Expanding on the thoughts from my earlier post, Healthcare Supply Chain in 2019: A Look Forward, I want to take a deeper dive into the three areas that were top of mind, starting with the integration of non-acute and academic supply chain.
As more and more organizations in both the academic and acute care sectors are realizing the broad value that supply chain can deliver, there is a movement to integrate (consolidate and standardize) the core mechanisms of sourcing, procurement, supplier and contract lifecycle. The procurement of goods and services through an efficient and effective supply chain will become increasingly vital to ensure that higher-education institutions have governance related to the effective appropriation of funds.
These factors are being highlighted by the fact that many academic organizations (especially where there may be reporting lines directly to the board) now identify supply chain as a driver to ensure compliance with policies and to demonstrate value for investments.
Below are considerations when developing an integration strategy for the workflows of academic and medical center procurement to payment automation.
The data across the two workflows can be parallel in some areas related to med-surg commodity, specialized products, and services. The major obstacle would seem to be outliers specific to research. However, there are potential commonalities that can align the data in such a way that opportunities can present from a contracting and sourcing perspective. Alignment of manufacturers and vendors for sourcing will provide the largest opportunity to standardize for acquisition and delivery and provide leverage for price negotiation.
The primary factor for this initiative is to have a platform to collect, cleanse, attribute and present the data providing a roadmap to opportunities. It’s this visibility that enables you to standardize commodities, align contracting to sourcing requirements and have a maintenance strategy in place for ongoing optimization.
Provide structure to buyers
Variability related to the different “buyers” from academic to medical will result in diverse approaches to workflow, primarily in the method by which the buyers view, select, and acquire their purchases. On the academic side of procurement, there is traditionally little rigor or governance for item selection based on contractual agreements, formulary or inventory measures. If an item is needed for research it is purchased with little regard to cost, quality or outcome. The outcomes are usually measured in clinical trials or studies. Providing buyers with a path to the most efficient, effective and valuable options—a formulary based on conformity—will lead to purchasing decisions that will satisfy financial governance and fulfill grant requirements for academic requirements. This approach supports a path to achieving long-term goals for fiscal and operational performance, while also ensuring external auditor findings are reduced.

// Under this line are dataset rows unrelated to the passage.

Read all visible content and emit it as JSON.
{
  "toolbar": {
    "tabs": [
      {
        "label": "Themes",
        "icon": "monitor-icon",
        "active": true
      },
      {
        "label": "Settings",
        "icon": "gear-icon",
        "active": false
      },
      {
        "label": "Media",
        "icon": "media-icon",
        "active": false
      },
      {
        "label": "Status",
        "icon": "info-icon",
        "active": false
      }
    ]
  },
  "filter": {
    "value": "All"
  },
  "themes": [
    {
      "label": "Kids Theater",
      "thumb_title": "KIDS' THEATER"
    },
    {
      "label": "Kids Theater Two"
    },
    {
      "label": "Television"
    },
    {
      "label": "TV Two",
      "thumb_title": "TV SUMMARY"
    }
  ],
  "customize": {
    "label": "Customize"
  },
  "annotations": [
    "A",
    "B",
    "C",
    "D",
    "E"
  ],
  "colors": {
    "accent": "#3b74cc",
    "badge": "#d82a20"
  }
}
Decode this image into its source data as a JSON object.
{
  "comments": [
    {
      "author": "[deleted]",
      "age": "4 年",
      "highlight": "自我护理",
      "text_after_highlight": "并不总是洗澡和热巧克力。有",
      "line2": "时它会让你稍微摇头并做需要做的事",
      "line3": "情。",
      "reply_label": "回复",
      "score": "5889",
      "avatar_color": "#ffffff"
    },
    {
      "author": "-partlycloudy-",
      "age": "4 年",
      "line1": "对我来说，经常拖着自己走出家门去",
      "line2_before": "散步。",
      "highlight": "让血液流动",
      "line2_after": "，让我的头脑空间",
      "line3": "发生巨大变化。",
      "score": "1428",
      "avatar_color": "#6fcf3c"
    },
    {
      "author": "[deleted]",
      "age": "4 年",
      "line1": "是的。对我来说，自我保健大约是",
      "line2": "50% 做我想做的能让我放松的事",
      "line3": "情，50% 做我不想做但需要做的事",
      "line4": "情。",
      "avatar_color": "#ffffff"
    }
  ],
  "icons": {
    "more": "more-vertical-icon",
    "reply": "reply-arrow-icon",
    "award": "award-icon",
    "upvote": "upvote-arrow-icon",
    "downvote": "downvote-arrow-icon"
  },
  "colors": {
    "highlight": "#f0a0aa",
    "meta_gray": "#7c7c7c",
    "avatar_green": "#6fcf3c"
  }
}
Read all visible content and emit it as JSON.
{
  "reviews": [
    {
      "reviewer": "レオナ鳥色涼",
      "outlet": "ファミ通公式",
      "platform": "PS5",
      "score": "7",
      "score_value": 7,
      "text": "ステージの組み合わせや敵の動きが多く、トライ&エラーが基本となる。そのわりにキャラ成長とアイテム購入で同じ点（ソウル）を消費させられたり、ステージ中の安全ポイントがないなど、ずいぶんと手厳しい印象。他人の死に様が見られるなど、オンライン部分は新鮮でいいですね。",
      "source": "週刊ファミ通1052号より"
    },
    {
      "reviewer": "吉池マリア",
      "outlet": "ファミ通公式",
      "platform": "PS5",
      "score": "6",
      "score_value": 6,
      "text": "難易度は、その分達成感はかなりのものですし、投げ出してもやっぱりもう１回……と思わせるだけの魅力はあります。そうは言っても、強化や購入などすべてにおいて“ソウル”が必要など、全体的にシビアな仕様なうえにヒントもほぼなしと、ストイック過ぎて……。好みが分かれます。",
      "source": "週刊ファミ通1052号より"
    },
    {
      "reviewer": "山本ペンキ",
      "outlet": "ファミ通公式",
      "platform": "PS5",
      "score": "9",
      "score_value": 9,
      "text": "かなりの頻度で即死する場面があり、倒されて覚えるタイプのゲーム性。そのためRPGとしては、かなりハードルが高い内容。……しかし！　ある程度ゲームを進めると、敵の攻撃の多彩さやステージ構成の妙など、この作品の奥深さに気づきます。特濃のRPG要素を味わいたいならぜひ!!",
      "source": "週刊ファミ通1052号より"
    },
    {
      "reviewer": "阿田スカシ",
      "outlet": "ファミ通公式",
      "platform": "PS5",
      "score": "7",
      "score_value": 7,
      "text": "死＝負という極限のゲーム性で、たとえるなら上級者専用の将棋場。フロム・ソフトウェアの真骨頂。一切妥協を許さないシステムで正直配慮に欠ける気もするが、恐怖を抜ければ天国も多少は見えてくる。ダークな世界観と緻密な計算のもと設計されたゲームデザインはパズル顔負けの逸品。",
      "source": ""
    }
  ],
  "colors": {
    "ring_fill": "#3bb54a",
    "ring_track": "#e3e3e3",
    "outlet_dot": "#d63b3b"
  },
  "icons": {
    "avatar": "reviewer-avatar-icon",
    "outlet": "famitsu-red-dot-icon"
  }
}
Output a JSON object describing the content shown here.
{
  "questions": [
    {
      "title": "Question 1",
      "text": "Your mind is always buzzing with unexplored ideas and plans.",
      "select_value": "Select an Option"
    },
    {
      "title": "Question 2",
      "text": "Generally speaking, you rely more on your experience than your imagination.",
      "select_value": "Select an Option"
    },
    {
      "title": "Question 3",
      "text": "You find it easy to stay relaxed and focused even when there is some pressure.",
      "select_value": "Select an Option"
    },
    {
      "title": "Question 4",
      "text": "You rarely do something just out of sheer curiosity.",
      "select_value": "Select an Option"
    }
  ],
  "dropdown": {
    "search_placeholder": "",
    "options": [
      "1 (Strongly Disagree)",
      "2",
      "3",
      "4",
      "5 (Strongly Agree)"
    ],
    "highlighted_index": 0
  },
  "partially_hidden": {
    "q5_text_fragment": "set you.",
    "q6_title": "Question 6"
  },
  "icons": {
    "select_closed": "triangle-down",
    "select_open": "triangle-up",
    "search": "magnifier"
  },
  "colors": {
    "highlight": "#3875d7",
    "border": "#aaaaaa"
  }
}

Communicate, communicate and communicate
Scale and scope are important considerations due to the long list of contributors to the contracting, purchasing and consumption activities. Alignment of these activities is critical to the success of an integration strategy. Considering this somewhat disconnected group of participants, socialization of the strategy across the organization will be a key component to acceptance and ultimate success. Awareness and inclusion are the best contributors to establishing a newly aligned strategy for the integrated sourcing and procurement stage.
Awareness of supply chain to enable better spend management for the academic and non-acute care sectors is only going to continue to grow. Standardizing data and integrating key components from sourcing, procurement and contracting will ensure opportunities for savings and efficiency. However, with an initiative of this scale, choosing the right technology partner will play a critical role in success. In the next post, I’ll take a look at the considerations for choosing the right partner. Meanwhile, please reach out to me with questions or thoughts.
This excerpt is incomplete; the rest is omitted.